Tuesday, November 11, 2008

Beim Schlafengehen

The whole process of getting old is ever fascinating, and the older I get, the more I'm interested in the perspectives of those who are older still, especially those who know themselves to be on the cusp of death. About 25 years ago, by chance I checked out a CD by soprano Kiri Te Kanawa: Four Last Songs by Richard Strauss. Composed in the last year of his life, they are about death.
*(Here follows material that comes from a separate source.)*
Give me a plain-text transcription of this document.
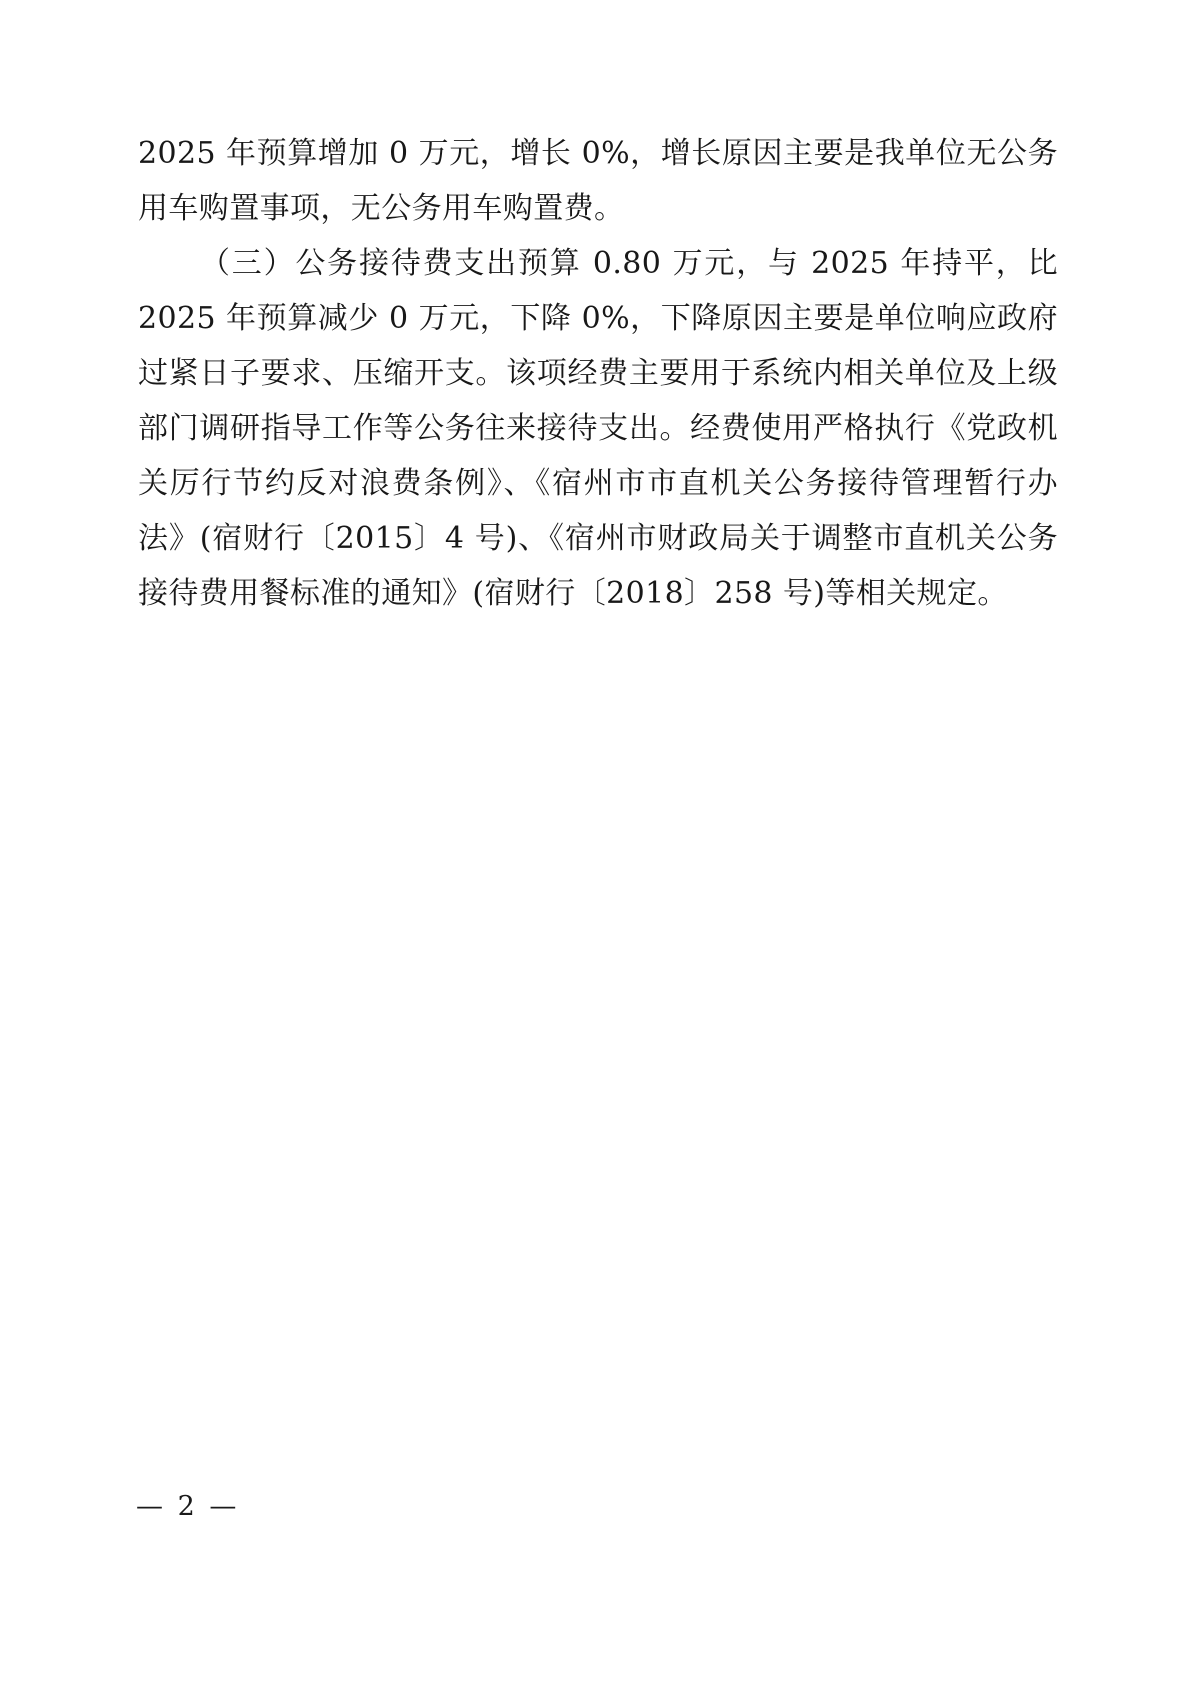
2025 年预算增加 0 万元，增长 0%，增长原因主要是我单位无公务用车购置事项，无公务用车购置费。

（三）公务接待费支出预算 0.80 万元，与 2025 年持平，比 2025 年预算减少 0 万元，下降 0%，下降原因主要是单位响应政府过紧日子要求、压缩开支。该项经费主要用于系统内相关单位及上级部门调研指导工作等公务往来接待支出。经费使用严格执行《党政机关厉行节约反对浪费条例》、《宿州市市直机关公务接待管理暂行办法》(宿财行〔2015〕4 号)、《宿州市财政局关于调整市直机关公务接待费用餐标准的通知》(宿财行〔2018〕258 号)等相关规定。

— 2 —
The mood, which was striking then to a young man, and grows more meaningful each year, is one of peace, pleasant tiredness, acceptance of mortality.


Among the four, I return the most to Beim Schlafengehen (At the Going to Sleep, my translation); a poem by Hermann Hesse, set to music by Strauss.

The words are effective even without music, and in English:

Now the Day wearies me;
all my longing Desires should
sweetly succumb to the starry Night
like a tired Child. Hands, let go of all Work;
Brow, forget all Thoughts.
Now all my Senses
would sink themselves in Slumber.
And my unregarded Spirit
would rise on spread Wings
in Night's magic realm
to live deep and thousandfold.

At age 51, I'm not the least bit tired of living, or better put, tired from living. But such work as this helps me imagine being that tired. It shows that one may reach such a point in life, and that although death is something I would avoid now, I may feel different much later, when death might seem to be more of a transition and less of an ending.